We did not find any significant association between prior tuberculosis and any asthma-related outcomes, including wheezing, bronchodilator responsiveness, or exhaled nitric oxide (FeNO) concentration. It has been observed that people with prior tuberculosis may be more likely to have airflow obstruction [30]. Our FeNO findings imply that this is not mediated by eosinophilic inflammation. Any potential protective effect of tuberculosis on “atopic asthma”, may be lost due to lung damage and respiratory sequelae mediated through neutrophilic inflammation and other mechanisms [44]. This is counter to the idea of a reduced burden of atopic disease in settings where infectious diseases are common (the “hygiene hypothesis”). In fact, our findings suggest quite high rates of both atopy and atopic disease in this middle-income country. It would therefore not appear correct to ignore the possibility of atopic disease in patients with a history of tuberculosis. As this group has a greater risk of airflow obstruction and an equal risk of atopic disease (compared to community controls), respiratory health among former tuberculosis patients appears to be important. This may be an unmet need, especially in settings where the routine follow-up of tuberculosis patients does not occur or where linkage to (respiratory) specialist care is difficult.

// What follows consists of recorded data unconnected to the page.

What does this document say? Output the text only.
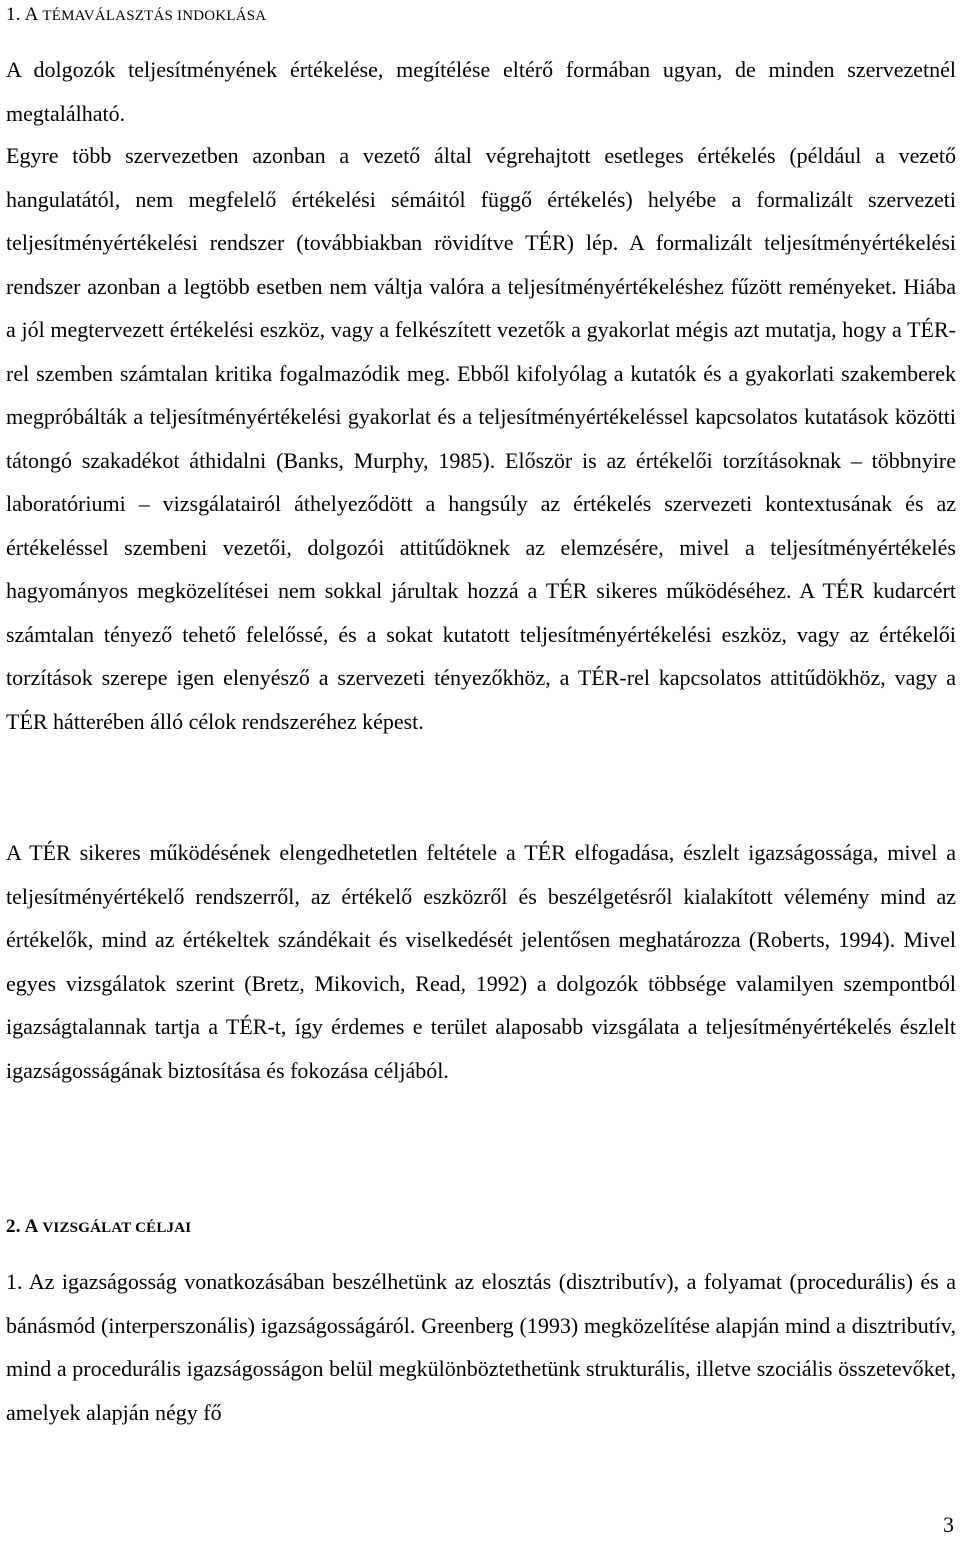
1. A TÉMAVÁLASZTÁS INDOKLÁSA

A dolgozók teljesítményének értékelése, megítélése eltérő formában ugyan, de minden szervezetnél megtalálható.

Egyre több szervezetben azonban a vezető által végrehajtott esetleges értékelés (például a vezető hangulatától, nem megfelelő értékelési sémáitól függő értékelés) helyébe a formalizált szervezeti teljesítményértékelési rendszer (továbbiakban rövidítve TÉR) lép. A formalizált teljesítményértékelési rendszer azonban a legtöbb esetben nem váltja valóra a teljesítményértékeléshez fűzött reményeket. Hiába a jól megtervezett értékelési eszköz, vagy a felkészített vezetők a gyakorlat mégis azt mutatja, hogy a TÉR-rel szemben számtalan kritika fogalmazódik meg. Ebből kifolyólag a kutatók és a gyakorlati szakemberek megpróbálták a teljesítményértékelési gyakorlat és a teljesítményértékeléssel kapcsolatos kutatások közötti tátongó szakadékot áthidalni (Banks, Murphy, 1985). Először is az értékelői torzításoknak – többnyire laboratóriumi – vizsgálatairól áthelyeződött a hangsúly az értékelés szervezeti kontextusának és az értékeléssel szembeni vezetői, dolgozói attitűdöknek az elemzésére, mivel a teljesítményértékelés hagyományos megközelítései nem sokkal járultak hozzá a TÉR sikeres működéséhez. A TÉR kudarcért számtalan tényező tehető felelőssé, és a sokat kutatott teljesítményértékelési eszköz, vagy az értékelői torzítások szerepe igen elenyésző a szervezeti tényezőkhöz, a TÉR-rel kapcsolatos attitűdökhöz, vagy a TÉR hátterében álló célok rendszeréhez képest.

A TÉR sikeres működésének elengedhetetlen feltétele a TÉR elfogadása, észlelt igazságossága, mivel a teljesítményértékelő rendszerről, az értékelő eszközről és beszélgetésről kialakított vélemény mind az értékelők, mind az értékeltek szándékait és viselkedését jelentősen meghatározza (Roberts, 1994). Mivel egyes vizsgálatok szerint (Bretz, Mikovich, Read, 1992) a dolgozók többsége valamilyen szempontból igazságtalannak tartja a TÉR-t, így érdemes e terület alaposabb vizsgálata a teljesítményértékelés észlelt igazságosságának biztosítása és fokozása céljából.

2. A VIZSGÁLAT CÉLJAI

1. Az igazságosság vonatkozásában beszélhetünk az elosztás (disztributív), a folyamat (procedurális) és a bánásmód (interperszonális) igazságosságáról. Greenberg (1993) megközelítése alapján mind a disztributív, mind a procedurális igazságosságon belül megkülönböztethetünk strukturális, illetve szociális összetevőket, amelyek alapján négy fő

3
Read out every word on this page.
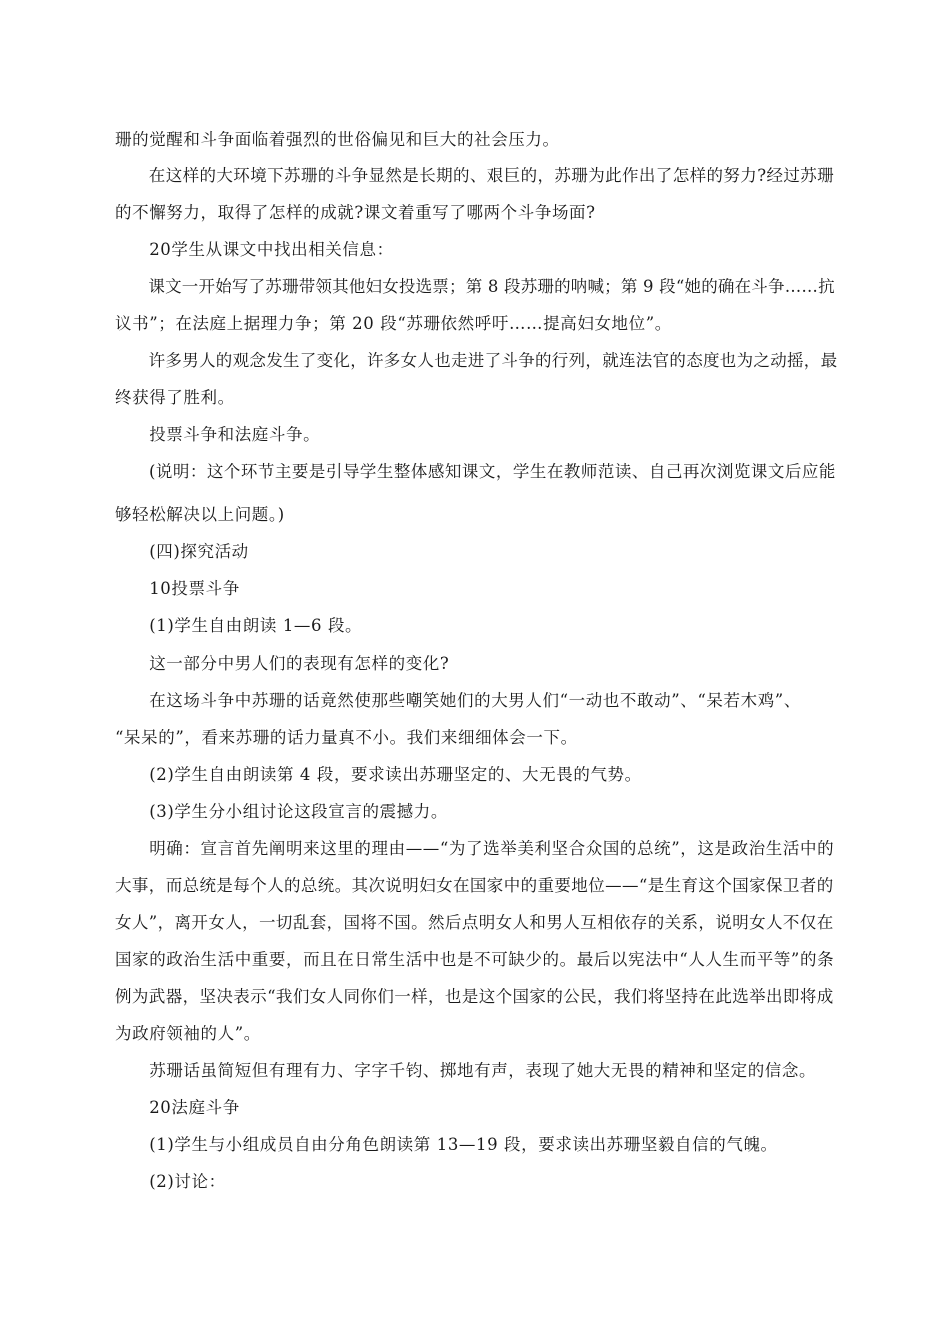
珊的觉醒和斗争面临着强烈的世俗偏见和巨大的社会压力。
　　在这样的大环境下苏珊的斗争显然是长期的、艰巨的，苏珊为此作出了怎样的努力?经过苏珊
的不懈努力，取得了怎样的成就?课文着重写了哪两个斗争场面?
　　20学生从课文中找出相关信息：
　　课文一开始写了苏珊带领其他妇女投选票；第 8 段苏珊的呐喊；第 9 段“她的确在斗争……抗
议书”；在法庭上据理力争；第 20 段“苏珊依然呼吁……提高妇女地位”。
　　许多男人的观念发生了变化，许多女人也走进了斗争的行列，就连法官的态度也为之动摇，最
终获得了胜利。
　　投票斗争和法庭斗争。
　　(说明：这个环节主要是引导学生整体感知课文，学生在教师范读、自己再次浏览课文后应能
够轻松解决以上问题。)
　　(四)探究活动
　　10投票斗争
　　(1)学生自由朗读 1—6 段。
　　这一部分中男人们的表现有怎样的变化?
　　在这场斗争中苏珊的话竟然使那些嘲笑她们的大男人们“一动也不敢动”、“呆若木鸡”、
“呆呆的”，看来苏珊的话力量真不小。我们来细细体会一下。
　　(2)学生自由朗读第 4 段，要求读出苏珊坚定的、大无畏的气势。
　　(3)学生分小组讨论这段宣言的震撼力。
　　明确：宣言首先阐明来这里的理由——“为了选举美利坚合众国的总统”，这是政治生活中的
大事，而总统是每个人的总统。其次说明妇女在国家中的重要地位——“是生育这个国家保卫者的
女人”，离开女人，一切乱套，国将不国。然后点明女人和男人互相依存的关系，说明女人不仅在
国家的政治生活中重要，而且在日常生活中也是不可缺少的。最后以宪法中“人人生而平等”的条
例为武器，坚决表示“我们女人同你们一样，也是这个国家的公民，我们将坚持在此选举出即将成
为政府领袖的人”。
　　苏珊话虽简短但有理有力、字字千钧、掷地有声，表现了她大无畏的精神和坚定的信念。
　　20法庭斗争
　　(1)学生与小组成员自由分角色朗读第 13—19 段，要求读出苏珊坚毅自信的气魄。
　　(2)讨论：
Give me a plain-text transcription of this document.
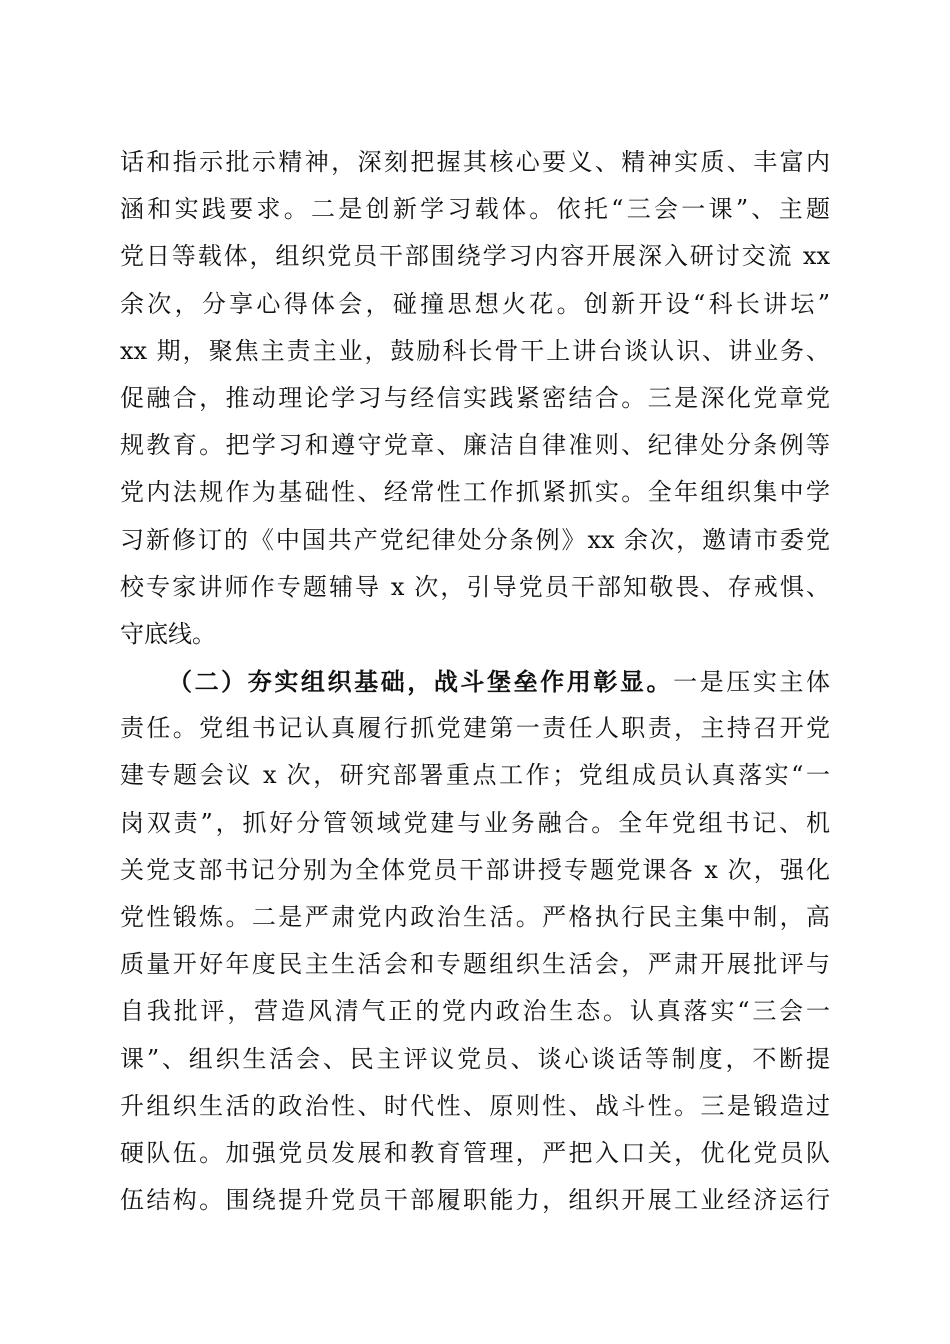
话和指示批示精神，深刻把握其核心要义、精神实质、丰富内
涵和实践要求。二是创新学习载体。依托“三会一课”、主题
党日等载体，组织党员干部围绕学习内容开展深入研讨交流 xx
余次，分享心得体会，碰撞思想火花。创新开设“科长讲坛”
xx 期，聚焦主责主业，鼓励科长骨干上讲台谈认识、讲业务、
促融合，推动理论学习与经信实践紧密结合。三是深化党章党
规教育。把学习和遵守党章、廉洁自律准则、纪律处分条例等
党内法规作为基础性、经常性工作抓紧抓实。全年组织集中学
习新修订的《中国共产党纪律处分条例》xx 余次，邀请市委党
校专家讲师作专题辅导 x 次，引导党员干部知敬畏、存戒惧、
守底线。
（二）夯实组织基础，战斗堡垒作用彰显。一是压实主体
责任。党组书记认真履行抓党建第一责任人职责，主持召开党
建专题会议 x 次，研究部署重点工作；党组成员认真落实“一
岗双责”，抓好分管领域党建与业务融合。全年党组书记、机
关党支部书记分别为全体党员干部讲授专题党课各 x 次，强化
党性锻炼。二是严肃党内政治生活。严格执行民主集中制，高
质量开好年度民主生活会和专题组织生活会，严肃开展批评与
自我批评，营造风清气正的党内政治生态。认真落实“三会一
课”、组织生活会、民主评议党员、谈心谈话等制度，不断提
升组织生活的政治性、时代性、原则性、战斗性。三是锻造过
硬队伍。加强党员发展和教育管理，严把入口关，优化党员队
伍结构。围绕提升党员干部履职能力，组织开展工业经济运行
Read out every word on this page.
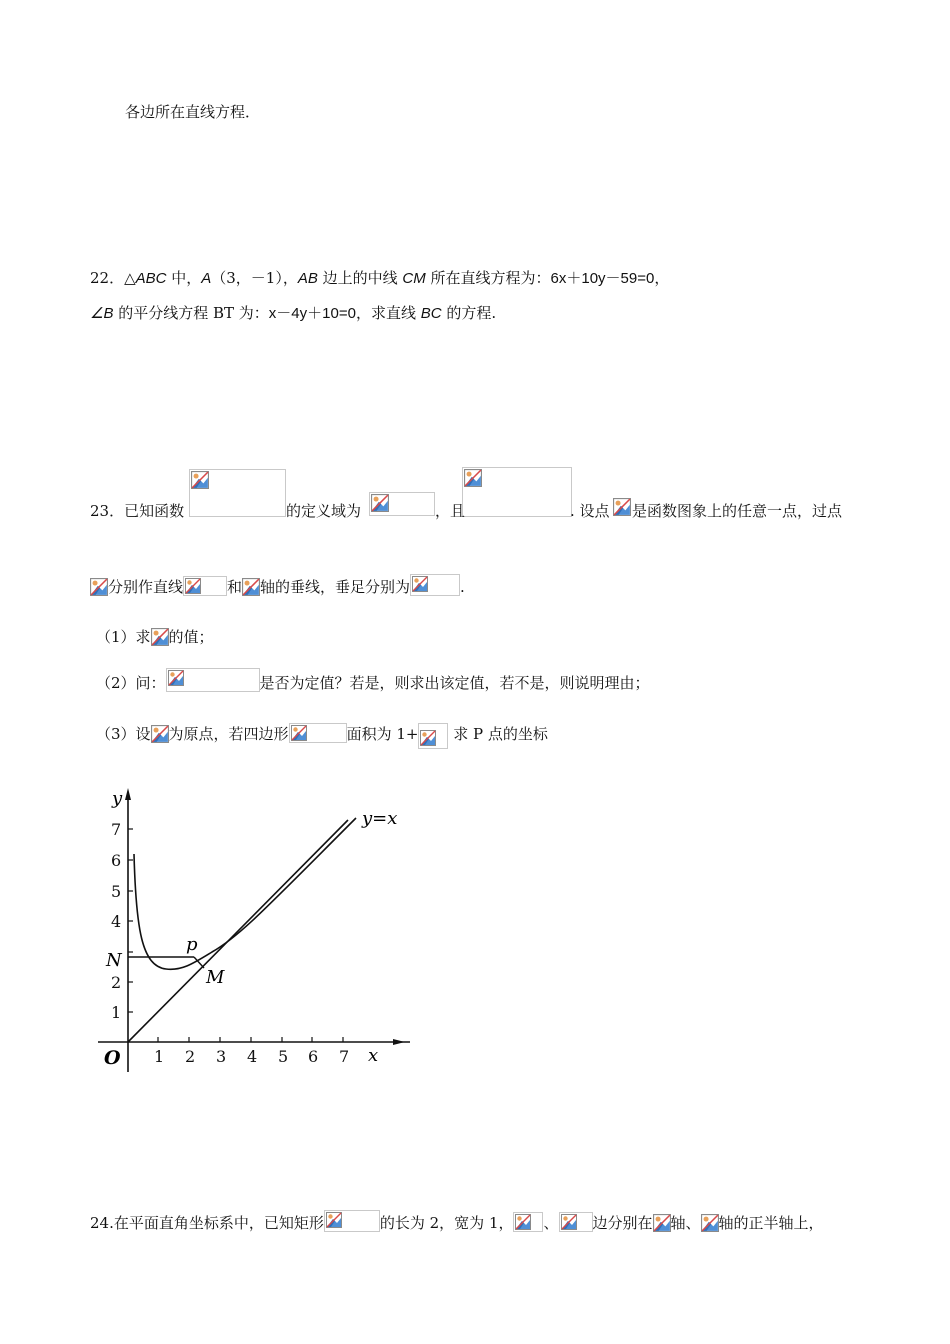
各边所在直线方程．
22．△ABC 中，A（3，－1），AB 边上的中线 CM 所在直线方程为：6x＋10y－59=0，
∠B 的平分线方程 BT 为：x－4y＋10=0，求直线 BC 的方程.
23．已知函数	的定义域为	，且	. 设点 是函数图象上的任意一点，过点
分别作直线	和 轴的垂线，垂足分别为	.
（1）求 的值；
（2）问：	是否为定值？若是，则求出该定值，若不是，则说明理由；
（3）设 为原点，若四边形	面积为 1+
求 P 点的坐标
1 2 3 4 5 6 7
1
2
4
5
6
7
y
x
O
N
p
M
y=x
24.在平面直角坐标系中，已知矩形	的长为 2，宽为 1， 、 边分别在 轴、 轴的正半轴上，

As this was a cross-sectional study, we cannot comment on the temporal association between tuberculosis exposure and atopy or atopic disease. Our findings may also have been influenced by non-responder bias due to the relatively low participation rates. As only successfully treated tuberculoisis patients were recruited it is possible that patients with an unfavourable treatment outcome may have had different responses, but this has limited biological plausibility. We meticulously assessed and corrected other common factors that may have introduced bias, such as smoking and occupational dust exposure. Other study strengths include the recruitment of a well defined study population with controls subjects from the same community. All patients had laboratory confirmed tuberculosis, eliminating the risk of recall bias regarding the exposure. The population-based random sampling of controls participants from the same communities provided robust internal controls to assess the impact of tuberculosis on atopy and atopic outcomes, independent of other environmental, genetic and lifestyle factors. Another strength was the comprehensive assessment of atopy and atopic disease with standardized questionnaires and objective testing.

Conclusions

The apparent dissociation between atopy and atopic disease, in their relationship to tuberculosis, emphasizes the importance of understanding the biological mechanisms that underpin this possible inverse association. Further work is required to elucidate these mechanisms.